Esta columna es un reto personal. Trato de escribir un artículo serio sobre un asunto que seguramente mueve a la risa a 99 de cada 100 potenciales lectores. Un policía nacional de origen mallorquín se infiltró en círculos okupas e independentistas de Barcelona, llegando a mantener relaciones “sexo-afectivas” con al menos ocho mujeres. Ahora éstas le han denunciado por varios delitos, entre ellos torturas y revelación de secretos, alegando su derecho a no sufrir tratos crueles o inhumanos.
Cada día aumenta el número de facetas profesionales en las que la mujer supera al hombre, pero si hay una que la Historia demuestra que no admite comparaciones es la del “sexpionaje”. Es la “información vaginal”, cuya infalibilidad destacaba la ex-ministra de Justicia y ex-fiscal General del Estado, Dolores Delgado, conversando en confianza con el ex-comisario Villarejo. La estadística de cualquier servicio de inteligencia puede confirmar que, mayoritariamente, el órgano sexual femenino funciona como receptáculo de confidencias, mientras el del hombre lo hace como emisor de indiscreciones.

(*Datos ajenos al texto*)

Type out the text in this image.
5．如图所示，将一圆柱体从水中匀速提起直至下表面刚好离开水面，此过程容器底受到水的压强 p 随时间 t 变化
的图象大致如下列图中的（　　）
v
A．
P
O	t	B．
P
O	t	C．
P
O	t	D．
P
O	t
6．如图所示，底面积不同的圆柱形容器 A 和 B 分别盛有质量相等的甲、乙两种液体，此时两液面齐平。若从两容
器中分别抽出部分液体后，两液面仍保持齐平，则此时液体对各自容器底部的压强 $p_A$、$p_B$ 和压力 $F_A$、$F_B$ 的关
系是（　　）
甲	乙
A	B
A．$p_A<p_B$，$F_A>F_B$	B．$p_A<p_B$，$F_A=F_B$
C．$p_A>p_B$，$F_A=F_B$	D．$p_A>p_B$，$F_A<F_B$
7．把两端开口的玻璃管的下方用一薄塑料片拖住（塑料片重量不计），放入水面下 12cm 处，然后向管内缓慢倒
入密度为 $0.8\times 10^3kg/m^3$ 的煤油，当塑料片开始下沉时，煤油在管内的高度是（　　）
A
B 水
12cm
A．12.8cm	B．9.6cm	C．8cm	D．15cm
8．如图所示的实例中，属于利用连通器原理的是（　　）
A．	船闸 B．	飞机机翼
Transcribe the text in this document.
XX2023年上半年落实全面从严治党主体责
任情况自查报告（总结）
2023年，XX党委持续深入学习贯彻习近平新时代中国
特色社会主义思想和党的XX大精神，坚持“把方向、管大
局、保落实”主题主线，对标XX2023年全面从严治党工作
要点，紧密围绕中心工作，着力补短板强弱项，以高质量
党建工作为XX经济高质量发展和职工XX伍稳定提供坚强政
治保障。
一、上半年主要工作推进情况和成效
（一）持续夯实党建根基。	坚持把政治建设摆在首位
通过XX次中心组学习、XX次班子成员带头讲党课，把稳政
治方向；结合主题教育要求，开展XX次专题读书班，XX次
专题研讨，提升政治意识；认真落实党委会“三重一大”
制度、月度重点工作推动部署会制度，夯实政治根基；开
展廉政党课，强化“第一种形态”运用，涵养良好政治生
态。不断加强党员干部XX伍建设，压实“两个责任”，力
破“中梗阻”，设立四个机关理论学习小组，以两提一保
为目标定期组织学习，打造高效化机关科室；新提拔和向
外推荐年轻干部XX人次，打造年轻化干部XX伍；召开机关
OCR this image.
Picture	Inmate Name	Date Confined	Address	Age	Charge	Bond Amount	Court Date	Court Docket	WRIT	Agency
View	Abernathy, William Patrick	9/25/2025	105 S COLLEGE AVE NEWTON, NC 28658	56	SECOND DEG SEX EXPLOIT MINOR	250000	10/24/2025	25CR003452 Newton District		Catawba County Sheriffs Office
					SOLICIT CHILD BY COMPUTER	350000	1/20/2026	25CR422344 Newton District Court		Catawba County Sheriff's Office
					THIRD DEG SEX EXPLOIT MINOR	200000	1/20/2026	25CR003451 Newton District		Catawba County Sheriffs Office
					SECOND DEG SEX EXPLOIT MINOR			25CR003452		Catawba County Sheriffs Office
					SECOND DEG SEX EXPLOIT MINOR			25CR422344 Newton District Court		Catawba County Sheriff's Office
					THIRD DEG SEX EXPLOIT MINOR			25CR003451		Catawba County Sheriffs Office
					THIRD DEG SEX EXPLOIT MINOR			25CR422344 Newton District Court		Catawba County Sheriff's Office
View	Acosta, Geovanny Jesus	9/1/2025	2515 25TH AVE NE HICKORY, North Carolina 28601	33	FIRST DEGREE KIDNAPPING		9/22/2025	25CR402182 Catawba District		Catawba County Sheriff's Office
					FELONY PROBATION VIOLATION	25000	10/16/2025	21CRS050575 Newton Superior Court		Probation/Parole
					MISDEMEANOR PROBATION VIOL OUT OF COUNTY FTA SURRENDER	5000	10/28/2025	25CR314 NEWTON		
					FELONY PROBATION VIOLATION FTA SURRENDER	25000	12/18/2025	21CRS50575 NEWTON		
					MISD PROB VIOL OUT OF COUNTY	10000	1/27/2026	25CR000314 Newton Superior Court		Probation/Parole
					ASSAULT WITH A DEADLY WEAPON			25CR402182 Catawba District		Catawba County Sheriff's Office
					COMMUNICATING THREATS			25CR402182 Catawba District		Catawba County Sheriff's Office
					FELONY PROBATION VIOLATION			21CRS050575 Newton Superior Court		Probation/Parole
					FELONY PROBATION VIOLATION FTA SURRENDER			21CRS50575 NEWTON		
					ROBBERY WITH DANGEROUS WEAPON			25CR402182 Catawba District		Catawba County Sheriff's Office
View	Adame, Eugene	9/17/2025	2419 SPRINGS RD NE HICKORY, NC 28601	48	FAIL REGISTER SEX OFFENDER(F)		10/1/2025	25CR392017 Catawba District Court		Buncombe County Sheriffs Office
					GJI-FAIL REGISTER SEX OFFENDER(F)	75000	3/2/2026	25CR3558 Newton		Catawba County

Utilizar las relaciones sexuales para acceder a información privilegiada es más viejo que la pana. Lo novedoso está en introducir la perspectiva de género en la denuncia de esta conducta. Por ejemplo, si en 2017 hubiéramos leído en un periódico que varios ciudadanos estadounidenses, todos miembros de la Asociación Nacional del Rifle, habían denunciado a la ciudadana rusa condenada por espionaje Maria Butina alegando que la mujer había atentado contra su autonomía sexual, todo el mundo hubiera consultado el calendario para comprobar que no era el día de los inocentes.
En este caso, el folleteo indiscriminado del agente infiltrado se considera por las afectadas una expresión más de la “maquinaria heteropatriarcal”. Es más, una de las afectadas ha declarado que “no hacía falta que generase relaciones tan intensas”. O sea, que hubiera sido suficiente un par de polvos sin necesidad de provocar que se enamorara de él. Y se ha ido al juzgado.
Más allá del cachondeo que supone denunciar al espía del “enemigo” por revelación de secretos, lo que subyace en este asunto es la consideración de toda mujer como un ser débil que merece especial protección por el mero hecho de serlo, también a la hora de ser engañada. Alegar un “consentimiento viciado” porque el hombre no les dijo que era policía supone colocar a la mujer en una permanente posición de víctima, sin posibilidad de mantener jamás relaciones personales en un plano de igualdad entre adultos, que con frecuencia mienten aunque no formen parte del aparato represor del Estado.
Nadie discute que haya mujeres que jamás se irían a la cama con un policía, como las hay que no quieren roce con casados, narcotraficantes o curas. Hasta donde sé, tampoco yo me he acostado nunca con una okupa o militante antisistema. Pero estaremos de acuerdo en que las palabras abuso, sufrimiento o crueldad deberían reservarse para cuestiones un poco más serias. Tampoco el lenguaje merece ser violado.